In the late eighteenth and early nineteenth centuries, Johann Heinrich Pestalozzi,
a Swiss pedagogue and educational reformer, greatly influenced the development
of the educational system in Europe and America. His educational method
emphasized the importance of providing a loving, family-type environment in
which the child can grow and flourish naturally, balancing their intellectual,
physical, and technical abilities, with emotional, moral, ethical,
and religious growth.
5. Friedrich Wilhelm August Fröbel, a German educator, also made substantial
advances in children's education, particularly the invention of
the kindergarten system for young children. His own difficulties as a child, his
love of nature, and his faith in God, combined with his experiences
with Pestalozzi's educational system, were the foundation for his insights into
the education of very young children. He recognized the importance of play in
order to allow their creativity to unfold and blossom. His school included a
large room for play, as well as a garden outside for the children to grow
flowers and other plants.
John Dewey believed that meaningful learning is participatory, and he
emphasized relevance over authoritarianism. His theory was also linear in
that the past and the present shapes the future.

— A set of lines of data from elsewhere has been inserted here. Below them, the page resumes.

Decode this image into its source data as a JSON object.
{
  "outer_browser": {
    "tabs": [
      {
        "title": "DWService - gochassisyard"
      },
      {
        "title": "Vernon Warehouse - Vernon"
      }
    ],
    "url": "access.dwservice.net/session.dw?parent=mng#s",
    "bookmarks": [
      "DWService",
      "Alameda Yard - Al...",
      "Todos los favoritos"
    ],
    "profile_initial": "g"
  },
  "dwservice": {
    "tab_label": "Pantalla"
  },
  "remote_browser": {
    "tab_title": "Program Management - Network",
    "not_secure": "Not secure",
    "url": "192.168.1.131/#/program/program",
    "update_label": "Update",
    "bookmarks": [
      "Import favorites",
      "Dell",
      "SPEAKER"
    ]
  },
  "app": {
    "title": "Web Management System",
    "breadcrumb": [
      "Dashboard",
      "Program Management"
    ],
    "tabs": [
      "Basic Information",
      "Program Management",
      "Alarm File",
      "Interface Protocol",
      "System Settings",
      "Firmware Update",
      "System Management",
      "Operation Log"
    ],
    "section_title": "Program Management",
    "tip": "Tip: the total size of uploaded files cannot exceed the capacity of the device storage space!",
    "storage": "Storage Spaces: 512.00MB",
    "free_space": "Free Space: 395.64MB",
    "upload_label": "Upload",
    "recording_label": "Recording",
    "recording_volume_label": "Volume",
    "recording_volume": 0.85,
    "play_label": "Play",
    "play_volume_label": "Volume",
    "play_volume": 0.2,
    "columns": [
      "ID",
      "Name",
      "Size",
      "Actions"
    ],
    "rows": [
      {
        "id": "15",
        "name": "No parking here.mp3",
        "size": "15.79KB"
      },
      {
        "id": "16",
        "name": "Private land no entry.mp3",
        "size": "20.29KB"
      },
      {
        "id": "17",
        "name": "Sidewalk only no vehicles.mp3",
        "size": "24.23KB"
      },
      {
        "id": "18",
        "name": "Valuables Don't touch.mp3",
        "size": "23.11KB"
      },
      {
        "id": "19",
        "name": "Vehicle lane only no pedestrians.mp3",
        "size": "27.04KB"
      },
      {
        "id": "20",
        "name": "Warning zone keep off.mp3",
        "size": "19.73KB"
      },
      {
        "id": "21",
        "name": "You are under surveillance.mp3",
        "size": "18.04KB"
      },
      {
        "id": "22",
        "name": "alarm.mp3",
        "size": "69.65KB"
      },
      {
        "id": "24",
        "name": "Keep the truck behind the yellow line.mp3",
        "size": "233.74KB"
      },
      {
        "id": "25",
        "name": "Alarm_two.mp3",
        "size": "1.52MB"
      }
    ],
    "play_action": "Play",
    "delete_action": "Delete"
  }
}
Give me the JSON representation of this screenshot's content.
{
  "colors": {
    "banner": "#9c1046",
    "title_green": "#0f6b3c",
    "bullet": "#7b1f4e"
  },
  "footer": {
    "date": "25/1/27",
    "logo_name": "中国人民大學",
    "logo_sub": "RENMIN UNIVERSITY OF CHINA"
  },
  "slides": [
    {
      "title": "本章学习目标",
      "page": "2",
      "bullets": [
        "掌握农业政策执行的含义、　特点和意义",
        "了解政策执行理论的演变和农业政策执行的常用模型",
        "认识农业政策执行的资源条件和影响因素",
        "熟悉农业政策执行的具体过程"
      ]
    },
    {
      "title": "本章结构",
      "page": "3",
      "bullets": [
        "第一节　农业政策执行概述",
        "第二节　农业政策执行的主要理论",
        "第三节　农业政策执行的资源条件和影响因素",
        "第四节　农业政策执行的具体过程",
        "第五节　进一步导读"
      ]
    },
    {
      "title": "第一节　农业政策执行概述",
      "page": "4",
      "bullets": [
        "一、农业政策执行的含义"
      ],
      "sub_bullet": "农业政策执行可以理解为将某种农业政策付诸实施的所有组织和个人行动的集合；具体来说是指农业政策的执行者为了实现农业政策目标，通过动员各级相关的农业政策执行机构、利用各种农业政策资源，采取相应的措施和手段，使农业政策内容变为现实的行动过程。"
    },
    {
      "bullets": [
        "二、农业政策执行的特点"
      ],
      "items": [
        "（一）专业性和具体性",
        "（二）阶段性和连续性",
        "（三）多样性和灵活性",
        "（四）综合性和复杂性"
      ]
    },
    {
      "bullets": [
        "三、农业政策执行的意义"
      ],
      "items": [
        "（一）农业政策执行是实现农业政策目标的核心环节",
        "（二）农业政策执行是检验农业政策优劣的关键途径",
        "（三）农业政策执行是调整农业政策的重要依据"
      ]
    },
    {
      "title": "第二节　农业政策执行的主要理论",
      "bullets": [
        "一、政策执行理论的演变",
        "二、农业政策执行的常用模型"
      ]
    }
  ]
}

6. Maria Montessori’s theories werethat children essentially teach themselves;
the teacher’s primary responsibility is to create the appropriate environment
for learning and provide the spark that allows children to develop naturally.
Given the ability to be mobile and learn from their surroundings rather than
being forced to sit still and be lectured to, most children, even rough inner-
city kids, flourished under her system.
Paulo Freire created an approach to emancipatory education and a lens
through which to understand systems of oppression in order to transform
them. He flipped mainstream pedagogy on its head by insisting that true
knowledge and expertise already exist within people. They need no
“deposits” of information (what Freire calls “banking education”), nor do
they need leftist propaganda to convince them of their problems. What is
required to transform the world is dialogue, critical questioning, love for
humanity, and praxis, the synthesis of critical reflection and action.